Photo credit: University of South Florida

The Missing Persons Lab at UNT Health Science Center used DNA analysis to help identify two more boys buried decades ago in unmarked graves at a reform school in Florida.

One of the cases involves a 13-year-old boy who died in 1934, making the 80-year-old case one of the oldest to result in a positive identification with assistance from UNTHSC. The DNA associations are the second and third from among 55 sets of human remains excavated at the now-closed Arthur G. Dozier School for Boys in Marianna, Fla.

One of the boys identified was 13-year-old Thomas Varnadoe, who was sent to Dozier in 1934 along with his brother after being accused of stealing a typewriter off a school teacher’s front porch. The brother was released the following year, but Thomas died after a month at the reform school. His grave location was unknown until the recent excavations and positive identification.

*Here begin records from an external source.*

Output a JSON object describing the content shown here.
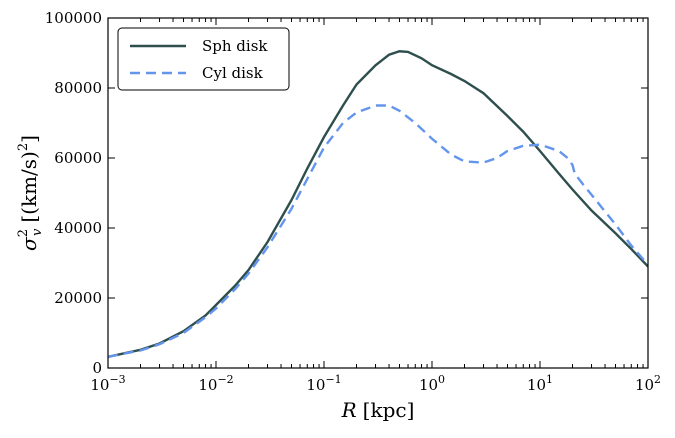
{
  "chart_data": {
    "type": "line",
    "xscale": "log",
    "xlim": [
      0.001,
      100
    ],
    "ylim": [
      0,
      100000
    ],
    "xlabel_var": "R",
    "xlabel_unit": "[kpc]",
    "ylabel_var": "σ",
    "ylabel_sub": "v",
    "ylabel_sup": "2",
    "ylabel_unit": "[(km/s)",
    "ylabel_unit_sup": "2",
    "ylabel_close": "]",
    "x_ticks": [
      {
        "value": 0.001,
        "base": "10",
        "exp": "−3"
      },
      {
        "value": 0.01,
        "base": "10",
        "exp": "−2"
      },
      {
        "value": 0.1,
        "base": "10",
        "exp": "−1"
      },
      {
        "value": 1,
        "base": "10",
        "exp": "0"
      },
      {
        "value": 10,
        "base": "10",
        "exp": "1"
      },
      {
        "value": 100,
        "base": "10",
        "exp": "2"
      }
    ],
    "y_ticks": [
      "0",
      "20000",
      "40000",
      "60000",
      "80000",
      "100000"
    ],
    "grid": false,
    "legend_position": "top-left",
    "series": [
      {
        "name": "Sph disk",
        "color": "#2f4f4f",
        "dash": "solid",
        "x": [
          0.001,
          0.002,
          0.003,
          0.005,
          0.008,
          0.01,
          0.015,
          0.02,
          0.03,
          0.05,
          0.07,
          0.1,
          0.15,
          0.2,
          0.3,
          0.4,
          0.5,
          0.6,
          0.8,
          1,
          1.5,
          2,
          3,
          5,
          7,
          10,
          15,
          20,
          30,
          50,
          70,
          100
        ],
        "y": [
          3200,
          5200,
          7000,
          10500,
          15000,
          18000,
          23500,
          28000,
          36000,
          48000,
          57000,
          66000,
          75000,
          81000,
          86500,
          89500,
          90500,
          90300,
          88500,
          86500,
          84000,
          82000,
          78500,
          72000,
          67500,
          62000,
          55500,
          51000,
          45000,
          38500,
          34000,
          29000
        ]
      },
      {
        "name": "Cyl disk",
        "color": "#6495ed",
        "dash": "dashed",
        "x": [
          0.001,
          0.002,
          0.003,
          0.005,
          0.008,
          0.01,
          0.015,
          0.02,
          0.03,
          0.05,
          0.07,
          0.1,
          0.15,
          0.2,
          0.3,
          0.4,
          0.5,
          0.7,
          1,
          1.5,
          2,
          3,
          4,
          5,
          7,
          10,
          15,
          18,
          20,
          21,
          25,
          30,
          50,
          70,
          100
        ],
        "y": [
          3200,
          5000,
          6800,
          10000,
          14500,
          17000,
          22500,
          27000,
          34500,
          45500,
          54000,
          63000,
          70000,
          73000,
          75000,
          75000,
          73500,
          70000,
          65500,
          61000,
          59000,
          58700,
          60000,
          62000,
          63500,
          63800,
          62000,
          60000,
          58000,
          55500,
          52500,
          49500,
          41000,
          35000,
          29500
        ]
      }
    ]
  }
}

The other identification was of Earl Wilson, who was 12 when he was sent to Dozier in 1944. He died 10 weeks later, and four other boys housed at the school were convicted of his murder.

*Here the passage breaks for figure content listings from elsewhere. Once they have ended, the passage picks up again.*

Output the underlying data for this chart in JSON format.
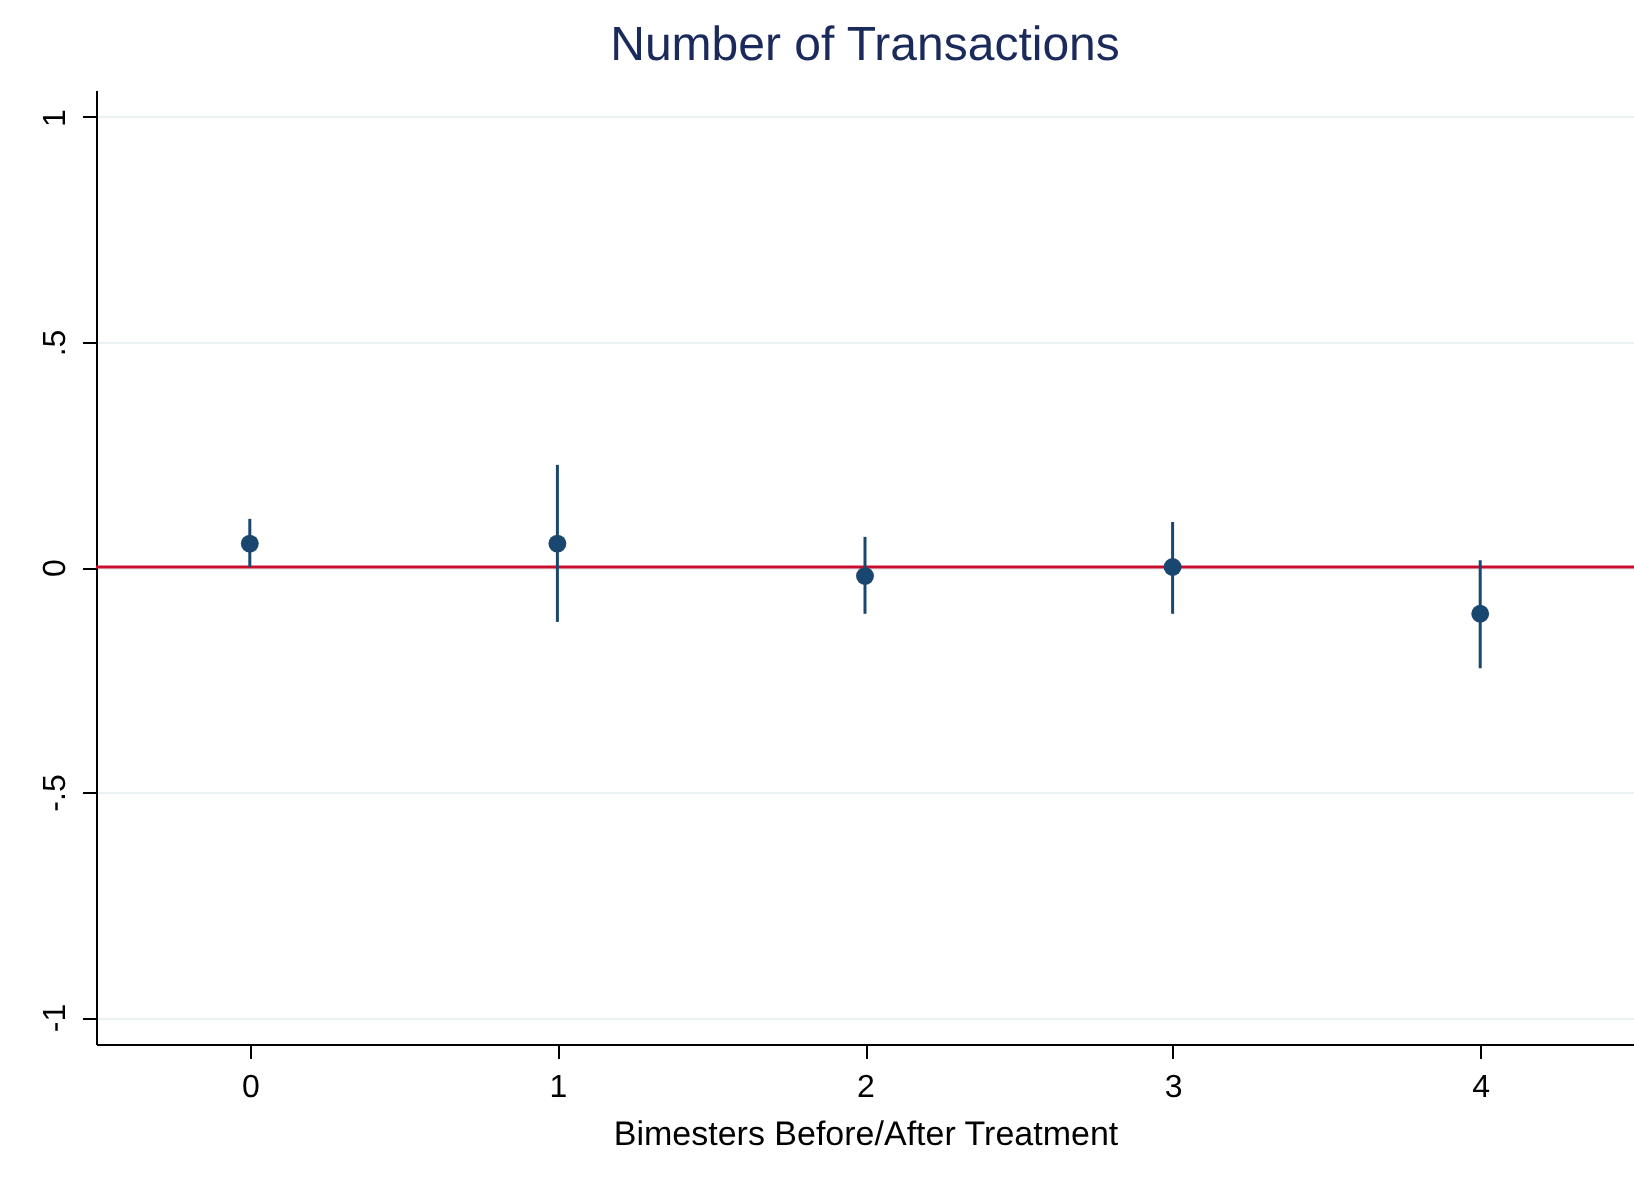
{
  "chart_data": {
    "type": "scatter",
    "title": "Number of Transactions",
    "xlabel": "Bimesters Before/After Treatment",
    "x": [
      0,
      1,
      2,
      3,
      4
    ],
    "series": [
      {
        "color": "#1a476f",
        "values": [
          0.052,
          0.052,
          -0.02,
          0.0,
          -0.104
        ],
        "errors": [
          [
            0.0,
            0.107
          ],
          [
            -0.122,
            0.227
          ],
          [
            -0.104,
            0.067
          ],
          [
            -0.104,
            0.1
          ],
          [
            -0.225,
            0.015
          ]
        ]
      }
    ],
    "xlim": [
      -0.5,
      4.5
    ],
    "xticks": [
      0,
      1,
      2,
      3,
      4
    ],
    "ylim": [
      -1.06,
      1.06
    ],
    "yticks": [
      -1,
      {
        "value": -0.5,
        "label": "-.5"
      },
      0,
      {
        "value": 0.5,
        "label": ".5"
      },
      1
    ],
    "ref_lines": [
      {
        "axis": "y",
        "value": 0,
        "color": "#c8102e"
      }
    ],
    "grid": "y",
    "marker": "circle"
  }
}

“These families spent a lifetime wondering what happened to their sons and brothers,” said Arthur Eisenberg, Chair of Molecular and Medical Genetics at UNTHSC. “It’s gratifying to know that we can help provide some answers.”

The excavation efforts are led by an anthropology team at the University of South Florida under the direction of Erin Kimmerle, PhD. UNTHSC scientists then test and analyze bones and teeth, along with DNA samples from surviving family to help identify the remains.

So far, nine families with ties to the Dozier school have provided 13 reference samples.

Since 2003, the Health Science Center has processed more than 5,200 human remains, making more than 1,100 DNA associations that led to identifications.

UNTHSC is the nation’s only lab set in an academic center that is approved to upload genetic data for unidentified remains to the FBI’s Combined DNA Index System, a criminal justice database and software better known as CODIS.

The work in Florida and Fort Worth is supported by the National Institute of Justice, whose commitment to innovation and creativity in forensic anthropology and forensic DNA helps strengthen the forensic sciences and advance justice. Through a grant from the NIJ, UNTHSC also maintains the National Missing and Unidentified Persons System (NamUs), a national clearinghouse for missing person cases, unidentified remains, unidentified living individuals and unclaimed bodies.